Zumindest kurzfristig muss Weinzierl noch stärker improvisieren als bisher. Max Meyer, der an seiner neuen Rolle als zweite Spitze durchaus Gefallen gefunden hat, steht am Donnerstag gegen FK Krasnodar (21.05 Uhr/Sport1) nicht zur Verfügung. Meyer musste in Dortmund nach einem Zweikampf mit BVB-Verteidiger Sokratis ausgewechselt werden. Meyer veröffentlichte nach dem Spiel auf Facebook ein Foto von seinem lädierten Knöchel. Dazu schrieb er: „Geiles Derby heute. Hoffe, nichts Schlimmeres.“

Die MRT-Untersuchung am Sonntag brachte zumindest Teil-Entwarnung: nichts gerissen. Trotzdem muss der Offensiv-Allrounder einige Tage aussetzen. Möglicherweise reicht es am kommenden Sonntag (17.30 Uhr/Sky) gegen Werder Bremen zum Comeback.

Ob Franco Di Santo gegen Krasnodar und danach gegen seinen Ex-Klub Werder zur Verfügung stehen wird, ist offen.

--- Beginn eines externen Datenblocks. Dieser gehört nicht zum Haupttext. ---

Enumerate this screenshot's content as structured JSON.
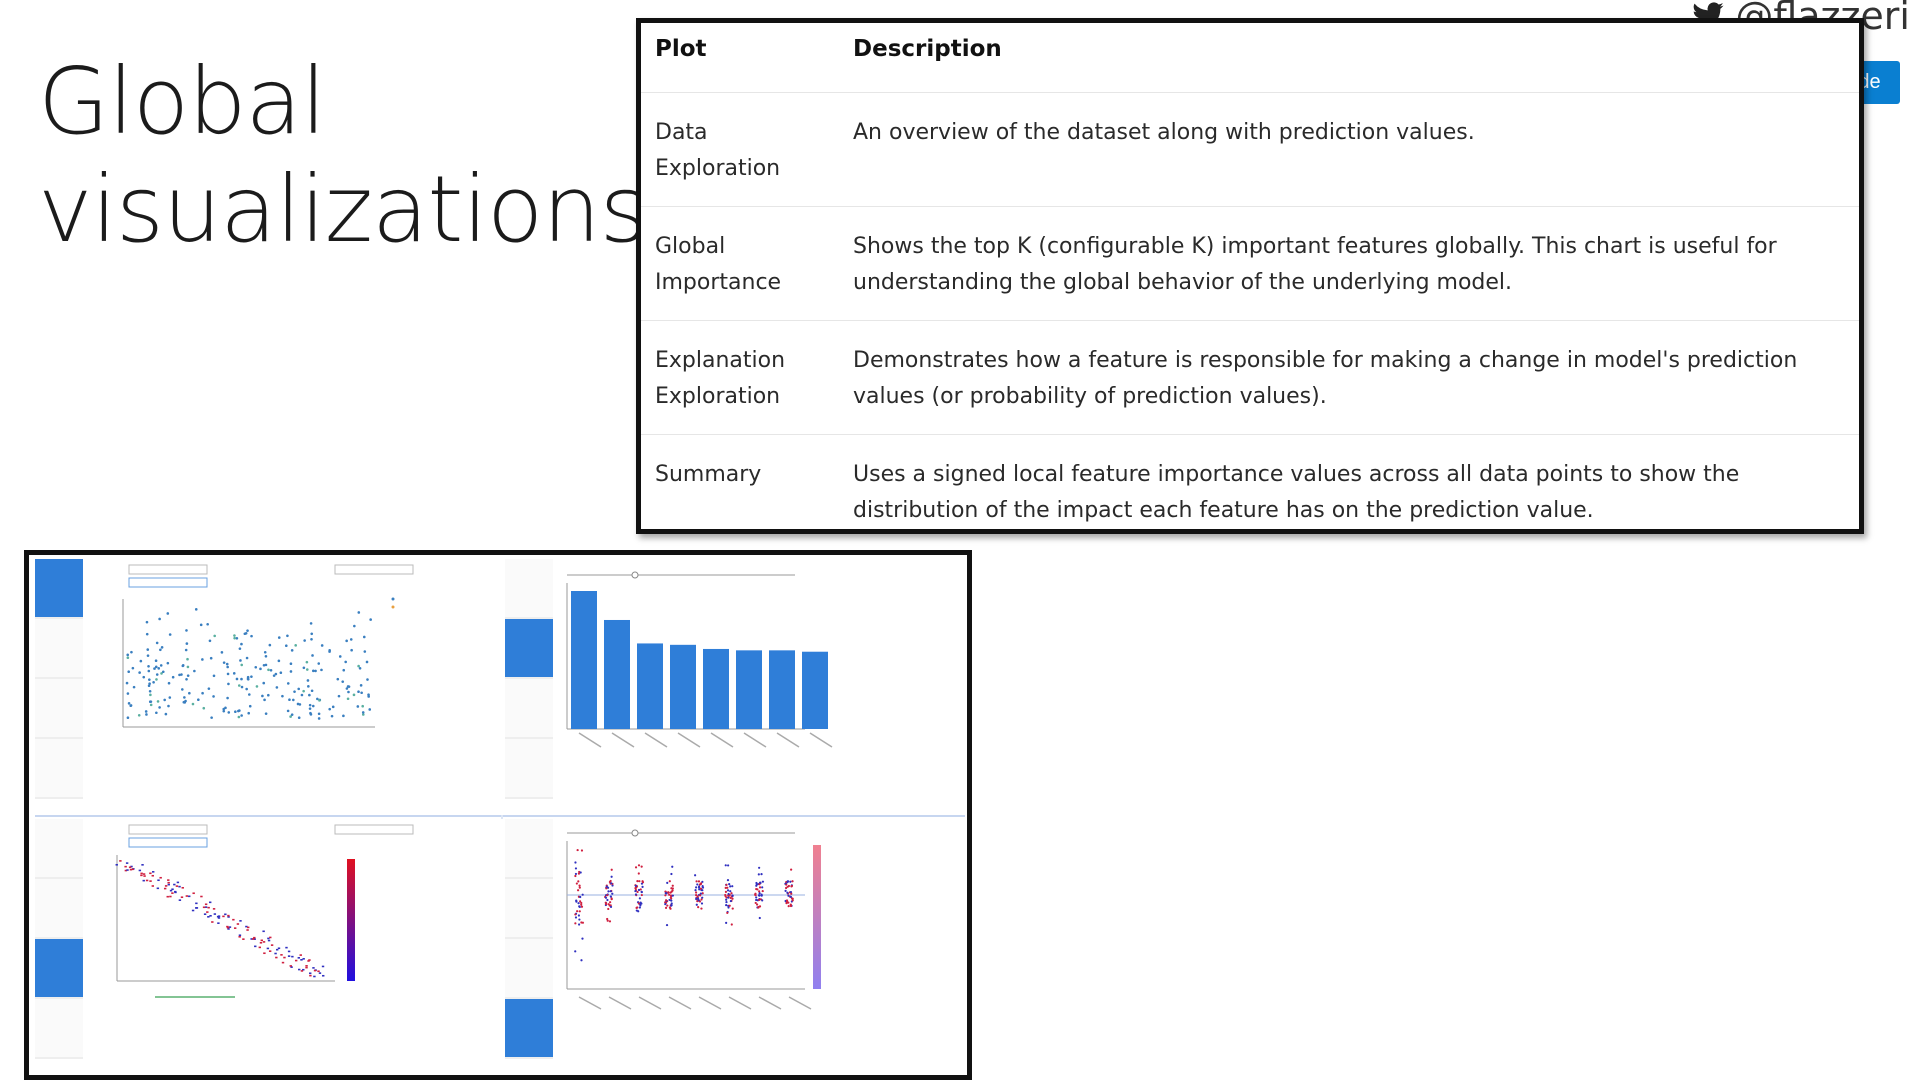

Im Derby gegen den BVB musste der Stürmer mit Problemen an der Bauchmuskulatur vorzeitig ausgetauscht werden.
Choupo-Moting muss auf Schalke vorne ran

Ohne Di Santo, der zwar im ­Abschluss harmlos ist, dafür aber durch seine hohe Laufbereitschaft gut ins Schalker Pressing-System passt, wird es eng in vorderster Front. Als Alternative muss dann zumindest kurzfristig Eric Maxim Choupo-Moting ran.

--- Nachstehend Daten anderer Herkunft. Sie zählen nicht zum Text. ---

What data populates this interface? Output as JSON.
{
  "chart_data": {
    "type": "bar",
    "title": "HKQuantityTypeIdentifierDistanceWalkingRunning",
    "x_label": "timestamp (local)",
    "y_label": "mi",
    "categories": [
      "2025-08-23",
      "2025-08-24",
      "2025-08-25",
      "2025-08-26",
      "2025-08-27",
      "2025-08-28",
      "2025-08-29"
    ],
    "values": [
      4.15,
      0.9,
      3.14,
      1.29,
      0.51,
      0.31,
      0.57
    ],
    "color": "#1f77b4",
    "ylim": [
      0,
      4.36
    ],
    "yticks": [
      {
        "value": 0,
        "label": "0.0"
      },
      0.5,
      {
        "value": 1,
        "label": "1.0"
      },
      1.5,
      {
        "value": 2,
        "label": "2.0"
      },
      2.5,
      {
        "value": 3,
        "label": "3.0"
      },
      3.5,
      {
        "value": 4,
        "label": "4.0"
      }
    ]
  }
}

Normalerweise fühlt sich „Choupo“ auf dem linken oder rechten Flügel am wohlsten. „Wir sind im Moment ein bisschen gebeutelt“, sagt Schalkes Sport-Vorstand Christian Heidel und stärkt den Kräften, die jetzt in der Notlage in die Bresche springen müssen, den Rücken: „Die Jungs genießen unser volles Vertrauen.“

Zur Winterpause wird ein Nachlegen auf dem Transfermarkt immer wahrscheinlicher. Heidel sondiert zurzeit im Verborgenen. Auf die Frage, ob Ersatz für den schwer verletzten Embolo kommt, meinte der 53-Jährige: „Selbst, wenn es so wäre, würde ich es öffentlich nicht sagen.“ Heidel denkt dabei auch an den sensiblen Stürmer, der sich mit ganz kleinen Schritten wieder herankämpfen muss. Jetzt von einer Transfer-Offensive zu lesen, wäre für Embolo Gift. Aber irgendwann wird Heidel handeln müssen.